This past June, Yvonne Golightly, PT, MS, PhD, helped launch an international group of researchers focused on foot and ankle osteoarthritis.
At the time, Dr. Golightly, an assistant professor in the department of epidemiology at the University of North Carolina (UNC), Chapel Hill, N.C., was attending the American College of Rheumatology (ACR)/European League Against Rheumatism (EULAR) Exchange Program in London. The Annual European Congress of Rheumatology gathers experts from the around the world to share clinical and research ideas, skills and knowledge within rheumatology.
What made this opportunity even more special for Dr. Golightly was that she was the first health professional—or non-rheumatologist—in the U.S. to be awarded travel and registration expenses by the ACR to attend the conference.

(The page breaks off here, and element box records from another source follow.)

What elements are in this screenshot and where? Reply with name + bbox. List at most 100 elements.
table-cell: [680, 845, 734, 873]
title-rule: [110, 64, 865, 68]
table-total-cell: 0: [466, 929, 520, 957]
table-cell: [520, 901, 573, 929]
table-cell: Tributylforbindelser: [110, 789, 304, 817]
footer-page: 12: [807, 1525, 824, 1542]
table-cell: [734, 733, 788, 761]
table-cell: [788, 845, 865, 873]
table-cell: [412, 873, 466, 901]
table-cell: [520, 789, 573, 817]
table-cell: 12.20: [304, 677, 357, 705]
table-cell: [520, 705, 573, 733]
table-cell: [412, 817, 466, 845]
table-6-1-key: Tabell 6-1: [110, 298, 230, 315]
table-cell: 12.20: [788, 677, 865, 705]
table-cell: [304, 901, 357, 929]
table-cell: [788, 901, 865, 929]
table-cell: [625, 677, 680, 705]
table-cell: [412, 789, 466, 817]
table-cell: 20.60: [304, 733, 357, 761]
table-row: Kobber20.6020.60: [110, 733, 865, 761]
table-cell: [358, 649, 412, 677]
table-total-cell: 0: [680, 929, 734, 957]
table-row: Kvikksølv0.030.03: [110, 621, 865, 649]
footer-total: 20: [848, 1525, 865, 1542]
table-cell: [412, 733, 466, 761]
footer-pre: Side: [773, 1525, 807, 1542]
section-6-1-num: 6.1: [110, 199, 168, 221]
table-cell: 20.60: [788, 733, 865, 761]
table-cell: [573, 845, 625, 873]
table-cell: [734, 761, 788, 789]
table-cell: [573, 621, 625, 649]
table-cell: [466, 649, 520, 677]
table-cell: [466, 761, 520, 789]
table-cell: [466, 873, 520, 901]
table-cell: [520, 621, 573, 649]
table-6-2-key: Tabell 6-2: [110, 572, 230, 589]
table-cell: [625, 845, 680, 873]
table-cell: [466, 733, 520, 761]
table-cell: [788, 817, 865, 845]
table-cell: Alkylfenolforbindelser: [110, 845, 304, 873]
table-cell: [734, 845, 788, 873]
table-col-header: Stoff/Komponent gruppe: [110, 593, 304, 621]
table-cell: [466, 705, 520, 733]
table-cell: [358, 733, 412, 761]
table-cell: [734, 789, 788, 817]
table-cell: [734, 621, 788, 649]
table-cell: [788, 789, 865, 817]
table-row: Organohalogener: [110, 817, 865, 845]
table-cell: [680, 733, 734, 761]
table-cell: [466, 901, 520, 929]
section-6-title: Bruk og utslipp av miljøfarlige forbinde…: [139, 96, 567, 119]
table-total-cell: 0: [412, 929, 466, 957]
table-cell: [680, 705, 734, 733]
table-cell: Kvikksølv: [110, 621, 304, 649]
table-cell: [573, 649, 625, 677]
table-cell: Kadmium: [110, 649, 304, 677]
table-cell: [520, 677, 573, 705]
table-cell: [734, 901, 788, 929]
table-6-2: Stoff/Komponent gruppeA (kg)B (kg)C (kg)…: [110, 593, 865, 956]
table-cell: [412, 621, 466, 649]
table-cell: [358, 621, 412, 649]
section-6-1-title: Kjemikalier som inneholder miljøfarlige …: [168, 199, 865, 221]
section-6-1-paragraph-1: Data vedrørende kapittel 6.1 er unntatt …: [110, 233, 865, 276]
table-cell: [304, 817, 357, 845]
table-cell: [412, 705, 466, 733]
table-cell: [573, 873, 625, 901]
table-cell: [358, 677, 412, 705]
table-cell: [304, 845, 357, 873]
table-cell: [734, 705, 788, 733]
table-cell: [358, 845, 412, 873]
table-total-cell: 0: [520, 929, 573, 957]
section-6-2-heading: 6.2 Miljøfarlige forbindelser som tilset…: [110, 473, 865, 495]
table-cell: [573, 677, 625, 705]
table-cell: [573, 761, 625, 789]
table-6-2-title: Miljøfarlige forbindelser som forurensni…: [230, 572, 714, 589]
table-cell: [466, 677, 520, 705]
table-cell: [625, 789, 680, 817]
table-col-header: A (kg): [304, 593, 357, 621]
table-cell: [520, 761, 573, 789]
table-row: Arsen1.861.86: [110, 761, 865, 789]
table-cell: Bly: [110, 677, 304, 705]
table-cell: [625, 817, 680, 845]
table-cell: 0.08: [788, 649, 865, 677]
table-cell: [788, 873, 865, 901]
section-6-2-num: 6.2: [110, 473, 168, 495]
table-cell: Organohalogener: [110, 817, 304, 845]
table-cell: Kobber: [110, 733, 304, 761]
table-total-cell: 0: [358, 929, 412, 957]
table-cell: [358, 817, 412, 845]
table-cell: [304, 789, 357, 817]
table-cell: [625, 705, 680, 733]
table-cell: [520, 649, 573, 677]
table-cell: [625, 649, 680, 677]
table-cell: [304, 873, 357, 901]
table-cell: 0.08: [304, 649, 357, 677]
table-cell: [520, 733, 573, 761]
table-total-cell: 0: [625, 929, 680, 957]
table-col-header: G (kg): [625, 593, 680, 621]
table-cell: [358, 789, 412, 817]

“I was alerted by a colleague about applying for this award,” she says, adding that eight other individuals from the U.S.—all rheumatologists—were also award recipients. “I looked at this as an opportunity to get to meet and collaborate with other researchers and clinicians who worked in arthritis in other parts of the world.”
International OA Working Group
Dr. Golightly arrived several days early to allow time to travel to the University of Loughborough to meet with researchers from The Arthritis Research UK (United Kingdom) Centre for Sport, Exercise and Osteoarthritis, a consortium of seven British universities. The side trip was included in the award. Dr. Golightly says they began to develop a plan to combine their research and data sources to enhance universal knowledge of this field.
“By the end of the conference, we had developed an international foot and ankle osteoarthritis working group,” says Dr. Golightly, who is also a faculty member at the Thurston Arthritis Research Center, housed on the UNC campus. “Since then, we have moved forward with a couple of projects and are trying to grow this group. There are many researchers throughout the world who study the foot and ankle, such as those in Australia, whom we’d like to join our group.”
Part of the group’s value will be its growing collection of data on varying populations in different geographic regions. Although some of the research may parallel, complement or perhaps overlap each other, she says they are developing common ground on what will be studied and how it will be measured.
Although she had previously emailed or skyped some of these researchers prior to the conference, she says meeting them in person somehow improved the dynamic of their working relationship.